En ces temps tissés sur le fil de nos inquiétudes, ce récital donné hier soir à la salle Gaveau par Andreas Scholl tombe à point nommé comme une parenthèse de répit salvateur. Le contre-ténor allemand est un artiste rare dans tous les sens du terme. Loin du tape à l’œil médiatique, il se meut d’une rive lyrique à l’autre avec la grande discrétion de ceux qui n’ont rien à prouver, explorant les chemins de leur art, sans se soucier du plaire, avec cette constance qui les maintient dans l’excellence en dépit des années qui passent. Rare aussi est cette voix d’une élégance subtile, savant équilibre entre naturelle aisance et maîtrise technique. Elle nous fait souvent l’offrande d’une parenthèse en apesanteur traduisant toute la pudeur et l’intensité de l’émotion contenue du contreténor dans une gamme de teintes raffinées.
On aurait pu s’attendre à ce que ce récital fasse écho au dernier album de l’artiste, Twilight People qui, dans une langueur éthérée, aborde aussi bien les rives anglo-saxonnes que celles de l’Egypte à travers les répertoires de Berg, Copland, Vaughn Williams, et des inattendus Ari Frankel et Joseph Tawadros. Mais il n’en a rien été, l’artiste ayant choisir de revenir à des rivages moins contemporains consacrés au répertoire anglais du XVI et XVII. Au côté du luthiste Edin Karamazov, il nous convie à la découverte des folk songs traditionnelles de John Dowland, Thomas Campion et Robert Johnson auxquelles a été ajoutée une pincée d’Haendel avec la cantate Nel dolce tempo. En lieu et place de Twilight People donc, c’est l’univers musical d’un album plus ancien, Wayfering stranger, gravé en 2001 pour DECCA, que l’artiste nous convie de revisiter en partie.

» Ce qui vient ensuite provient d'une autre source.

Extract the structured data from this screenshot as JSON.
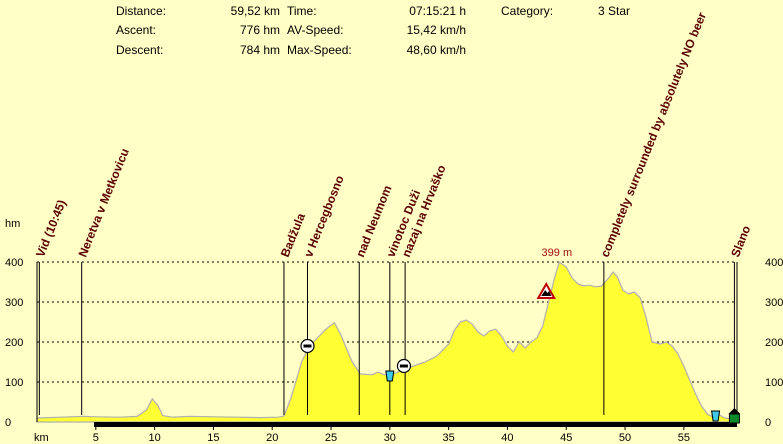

Malgré une interruption due au malaise d’un spectateur, Andreas Scholl, imperturbable en dépit d’une pointe d’inquiétude pour le malheureux, nous a livré un voyage musical d’une rare maîtrise, d’une voix, claire, douce, lumineuse extatique, et dans une diction impeccable. On est ici loin de certaines démonstrations de pyrotechnie vocale dont sont généralement friands les contre-ténors. Certains diront que tout ceci manque de chaleur mais quoi de plus émouvant, justement, que la poignante pudeur adoptée, dans ces pièces musicales, par un artiste habité donnant une belle leçon d’humilité qui remet la virtuosité à sa juste place. La cantate Nel doce tempo d’Haendel, revisitée par le contre-ténor allemand, en est d’ailleurs une parfaite illustration. L’interprétation est ici profondément investie plus proche du cœur que de l’hédonisme vocal. Certes, l’instrument n’a plus tout à fait le même éclat que par le passé mais l’artiste compense adroitement les écueils du temps par une intelligence du texte, un sens du phrasé, et une musicalité exemplaire, délivrant un texte pleinement investi et surtout articulé, l’art du dire n’étant chez Andreas Scholl pas la moindre des vertus. Les phrasés sont des modèles de nuances, mettant en lumière les intentions du texte chanté, et témoignant ainsi d’une belle compréhension de la prosodie de la langue anglaise. L’art d’Andreas Scholl est de ne jamais perdre de vue le sens poétique sans lequel ce type de répertoire se réduirait à un pur exercice de style dans une mise en scène de soi.
Que ce soit dans le registre classique comme la cantate Nel dolce tempo de Haendel, qu’il a déjà gravée au disque avec l’Accademia Bizantina ou les folksongs, l’esthétique vocal du chanteur trouve sa parfaite plénitude dans la beauté de l’expression. Plus encore que par l’élégance des vocalises de la cantate Haendélienne, on est totalement envoûté par ces sons filés, cette pureté de la ligne de chant, cette grâce tant dans la déploration que dans la force méditative d’un I was a poor Wayfering stranger, ou dans l’évocation de la femme aimée de Can she excuse my wrongs ou de I saw my lady weep de John Dowland.
Quant au luth d’Edin Karamazov, mystérieux et insaisissable, il épouse le chant dans une parfaite complicité avec le contre-ténor et un respect d’une probité stylistique plutôt étonnante quand on se souvient de son interprétation débridée au côté de Sting dans l’album, The songs from the Labyrinth dédié au répertoire de Dowland, n’hésitant pas à bousculer son instrument pour en tirer les sonorités les plus singulières. Edin Karamazov se taille, par ailleurs, un beau succès personnel avec diverses improvisations dont une variation sur le prélude de Bach.
Une belle soirée, en compagnie d’une voix qui n’a rien perdu de sa force de séduction dans l’écrin de l’élégance et de la subtilité.